Штейн встал и решительно двинулся к двери.

– Погодите, погодите, – вскочил и заюлил Смит.

– Вы будете удерживать меня в посольстве силой? – усмехнулся Штейн.

– Нет, но мы можем выдать вас шведским властям, а еще лучше – доставить вас на территорию САСШ и судить как уголовника. Вы еще не знаете, что паспорт на ваше имя готов, ваше заявление о предоставлении политического убежища и гражданства удовлетворено и подписано президентом Рузвельтом. Вы – гражданин САСШ! Вы – убийца! Мы будем добиваться для вас пожизненного заключения! – Смит сыпал скороговоркой, в волнении едва не срываясь на вопль.

«Ну, вот ты и проговорился, – удовлетворенно отметил Штейн. – Я же сразу понял, что ты, friend of main, дурак и дилетант. Даже вербовочную беседу продумать как следует не способен. Ну, слушай тогда».

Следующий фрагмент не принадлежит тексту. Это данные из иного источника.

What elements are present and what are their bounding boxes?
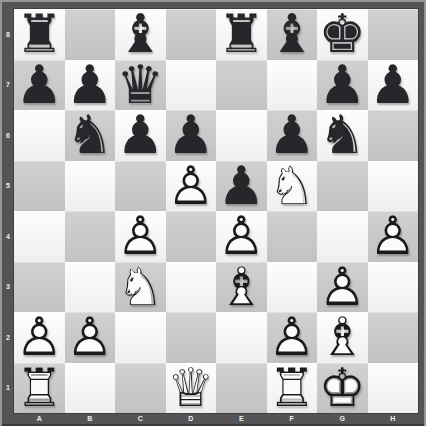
square-f4[interactable] [267, 211, 318, 262]
square-a4[interactable] [14, 211, 65, 262]
square-g8[interactable]: ♚ [317, 9, 368, 60]
white-piece-outline-glyph: ♔ [317, 363, 368, 414]
piece-white-pawn[interactable]: ♟♙ [65, 312, 116, 363]
square-h5[interactable] [368, 161, 419, 212]
square-d5[interactable]: ♟♙ [166, 161, 217, 212]
square-a1[interactable]: ♜♖ [14, 363, 65, 414]
white-piece-outline-glyph: ♙ [368, 211, 419, 262]
rank-label-2: 2 [2, 312, 14, 363]
white-piece-outline-glyph: ♘ [267, 161, 318, 212]
square-f3[interactable] [267, 262, 318, 313]
file-label-b: B [65, 413, 116, 424]
piece-black-pawn[interactable]: ♟ [115, 110, 166, 161]
piece-black-king[interactable]: ♚ [317, 9, 368, 60]
file-label-h: H [368, 413, 419, 424]
piece-black-pawn[interactable]: ♟ [65, 60, 116, 111]
piece-black-rook[interactable]: ♜ [14, 9, 65, 60]
white-piece-outline-glyph: ♙ [317, 262, 368, 313]
piece-white-bishop[interactable]: ♝♗ [216, 262, 267, 313]
square-a7[interactable]: ♟ [14, 60, 65, 111]
piece-white-pawn[interactable]: ♟♙ [166, 161, 217, 212]
file-label-d: D [166, 413, 217, 424]
square-c8[interactable]: ♝ [115, 9, 166, 60]
chess-board: ♜♝♜♝♚♟♟♛♟♟♞♟♟♟♞♟♙♟♞♘♟♙♟♙♟♙♞♘♝♗♟♙♟♙♟♙♟♙♝♗… [14, 9, 418, 413]
square-h3[interactable] [368, 262, 419, 313]
square-d7[interactable] [166, 60, 217, 111]
piece-white-pawn[interactable]: ♟♙ [267, 312, 318, 363]
square-c6[interactable]: ♟ [115, 110, 166, 161]
square-c2[interactable] [115, 312, 166, 363]
square-h6[interactable] [368, 110, 419, 161]
rank-label-3: 3 [2, 262, 14, 313]
square-g4[interactable] [317, 211, 368, 262]
white-piece-outline-glyph: ♗ [317, 312, 368, 363]
piece-black-pawn[interactable]: ♟ [14, 60, 65, 111]
square-g2[interactable]: ♝♗ [317, 312, 368, 363]
rank-label-6: 6 [2, 110, 14, 161]
piece-black-pawn[interactable]: ♟ [317, 60, 368, 111]
square-d1[interactable]: ♛♕ [166, 363, 217, 414]
piece-black-pawn[interactable]: ♟ [267, 110, 318, 161]
rank-label-8: 8 [2, 9, 14, 60]
square-h2[interactable] [368, 312, 419, 363]
piece-black-pawn[interactable]: ♟ [368, 60, 419, 111]
square-g7[interactable]: ♟ [317, 60, 368, 111]
square-b6[interactable]: ♞ [65, 110, 116, 161]
piece-white-king[interactable]: ♚♔ [317, 363, 368, 414]
white-piece-outline-glyph: ♙ [267, 312, 318, 363]
white-piece-outline-glyph: ♘ [115, 262, 166, 313]
square-g1[interactable]: ♚♔ [317, 363, 368, 414]
file-label-g: G [317, 413, 368, 424]
square-e5[interactable]: ♟ [216, 161, 267, 212]
square-b2[interactable]: ♟♙ [65, 312, 116, 363]
square-f8[interactable]: ♝ [267, 9, 318, 60]
piece-black-rook[interactable]: ♜ [216, 9, 267, 60]
piece-white-pawn[interactable]: ♟♙ [14, 312, 65, 363]
piece-white-bishop[interactable]: ♝♗ [317, 312, 368, 363]
square-a8[interactable]: ♜ [14, 9, 65, 60]
square-e3[interactable]: ♝♗ [216, 262, 267, 313]
square-b7[interactable]: ♟ [65, 60, 116, 111]
rank-label-5: 5 [2, 161, 14, 212]
rank-labels: 87654321 [2, 9, 14, 413]
square-c5[interactable] [115, 161, 166, 212]
square-h7[interactable]: ♟ [368, 60, 419, 111]
piece-black-bishop[interactable]: ♝ [115, 9, 166, 60]
square-c7[interactable]: ♛ [115, 60, 166, 111]
square-a3[interactable] [14, 262, 65, 313]
square-f1[interactable]: ♜♖ [267, 363, 318, 414]
white-piece-outline-glyph: ♙ [14, 312, 65, 363]
piece-white-knight[interactable]: ♞♘ [115, 262, 166, 313]
square-b5[interactable] [65, 161, 116, 212]
white-piece-outline-glyph: ♖ [14, 363, 65, 414]
square-e2[interactable] [216, 312, 267, 363]
white-piece-outline-glyph: ♕ [166, 363, 217, 414]
chess-board-frame: 87654321 ♜♝♜♝♚♟♟♛♟♟♞♟♟♟♞♟♙♟♞♘♟♙♟♙♟♙♞♘♝♗♟… [0, 0, 426, 426]
square-f2[interactable]: ♟♙ [267, 312, 318, 363]
square-h1[interactable] [368, 363, 419, 414]
square-a2[interactable]: ♟♙ [14, 312, 65, 363]
white-piece-outline-glyph: ♙ [216, 211, 267, 262]
square-h4[interactable]: ♟♙ [368, 211, 419, 262]
piece-black-pawn[interactable]: ♟ [166, 110, 217, 161]
square-g6[interactable]: ♞ [317, 110, 368, 161]
square-c3[interactable]: ♞♘ [115, 262, 166, 313]
file-label-f: F [267, 413, 318, 424]
square-b4[interactable] [65, 211, 116, 262]
square-c1[interactable] [115, 363, 166, 414]
piece-black-knight[interactable]: ♞ [65, 110, 116, 161]
rank-label-4: 4 [2, 211, 14, 262]
piece-white-queen[interactable]: ♛♕ [166, 363, 217, 414]
piece-white-pawn[interactable]: ♟♙ [368, 211, 419, 262]
white-piece-outline-glyph: ♖ [267, 363, 318, 414]
square-e7[interactable] [216, 60, 267, 111]
piece-white-rook[interactable]: ♜♖ [267, 363, 318, 414]
square-f7[interactable] [267, 60, 318, 111]
square-e6[interactable] [216, 110, 267, 161]
file-label-e: E [216, 413, 267, 424]
square-b1[interactable] [65, 363, 116, 414]
file-label-a: A [14, 413, 65, 424]
file-labels: ABCDEFGH [14, 413, 418, 424]
square-e8[interactable]: ♜ [216, 9, 267, 60]
white-piece-outline-glyph: ♙ [115, 211, 166, 262]
white-piece-outline-glyph: ♙ [65, 312, 116, 363]
piece-black-pawn[interactable]: ♟ [216, 161, 267, 212]
piece-white-pawn[interactable]: ♟♙ [317, 262, 368, 313]
piece-black-knight[interactable]: ♞ [317, 110, 368, 161]
square-a6[interactable] [14, 110, 65, 161]
square-d8[interactable] [166, 9, 217, 60]
square-e1[interactable] [216, 363, 267, 414]
square-h8[interactable] [368, 9, 419, 60]
square-a5[interactable] [14, 161, 65, 212]
square-d3[interactable] [166, 262, 217, 313]
rank-label-7: 7 [2, 60, 14, 111]
piece-white-rook[interactable]: ♜♖ [14, 363, 65, 414]
piece-black-bishop[interactable]: ♝ [267, 9, 318, 60]
square-g3[interactable]: ♟♙ [317, 262, 368, 313]
square-d4[interactable] [166, 211, 217, 262]
piece-white-pawn[interactable]: ♟♙ [115, 211, 166, 262]
square-f5[interactable]: ♞♘ [267, 161, 318, 212]
white-piece-outline-glyph: ♗ [216, 262, 267, 313]
square-d2[interactable] [166, 312, 217, 363]
piece-white-knight[interactable]: ♞♘ [267, 161, 318, 212]
piece-white-pawn[interactable]: ♟♙ [216, 211, 267, 262]
square-d6[interactable]: ♟ [166, 110, 217, 161]
white-piece-outline-glyph: ♙ [166, 161, 217, 212]
rank-label-1: 1 [2, 363, 14, 414]
square-b3[interactable] [65, 262, 116, 313]
square-c4[interactable]: ♟♙ [115, 211, 166, 262]
square-e4[interactable]: ♟♙ [216, 211, 267, 262]
square-b8[interactable] [65, 9, 116, 60]
piece-black-queen[interactable]: ♛ [115, 60, 166, 111]
square-f6[interactable]: ♟ [267, 110, 318, 161]
file-label-c: C [115, 413, 166, 424]
square-g5[interactable] [317, 161, 368, 212]
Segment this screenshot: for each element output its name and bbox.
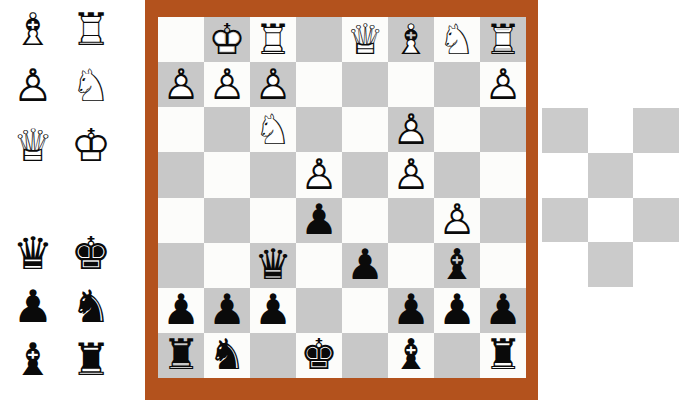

– Мистер Смит, – Штейн предвкушал свою победу и старался насладиться ею, поэтому говорил медленно и четко, представляя, как его голос сейчас ложится на магнитную ленту «прослушки». – Мистер Смит, когда я убивал генерала Синяева, я находился на службе в рядах Красной армии и, выполняя задание своего бывшего командования, приводил в исполнение приговор советского суда в отношении преступника, виновного в совершении особо тяжких преступлений против советской власти. С точки зрения закона я виновен ничуть не больше, чем палач, приводящий в исполнение смертный приговор в тюрьме. Есть приговор суда, подлежащий исполнению. Военная коллегия Верховного суда СССР поручила исполнение приговора Генеральному штабу. Мое командование приказало мне исполнить приговор. Так в чем же моя вина, позвольте спросить? Мне приказали – я исполнил. И даже не волю своего командования, а приговор советского суда.

– Постойте, мистер Штейн… – продолжал лепетать Смит.

Он был жалок.

– Во-первых, – тоном старшего по званию приказал Штейн, – отдайте мой паспорт.

– Вот он, – Смит с готовностью вынул из внутреннего кармана пиджака синюю книжечку с тисненым золотым американским орлом и протянул его Штейну.

– Во-вторых, я не имею больше охоты разговаривать с вами. Пусть ваше руководство пришлет для работы со мной более подготовленного агента. Я не задерживаю вас более.

В том, что их разговор писался на магнитофон, Штейн не сомневался ни минуты.

Он действительно писался, а через сутки в пригороде Вашингтона один джентльмен очень внимательно слушал эту пленку.

«Стоп! – осенило Штейна. – Валленштейн! Он не проста волонтер Международного Красного Креста и сотрудник ряда крупнейших газет Европы. Он, кроме того, консультант шведского правительства, сын и наследник главы банкирского дома „Валленштейн и сын“. А ведь не было ни некролога, ни соболезнований! Ни от правительства Швеции, ни от деловых кругов!»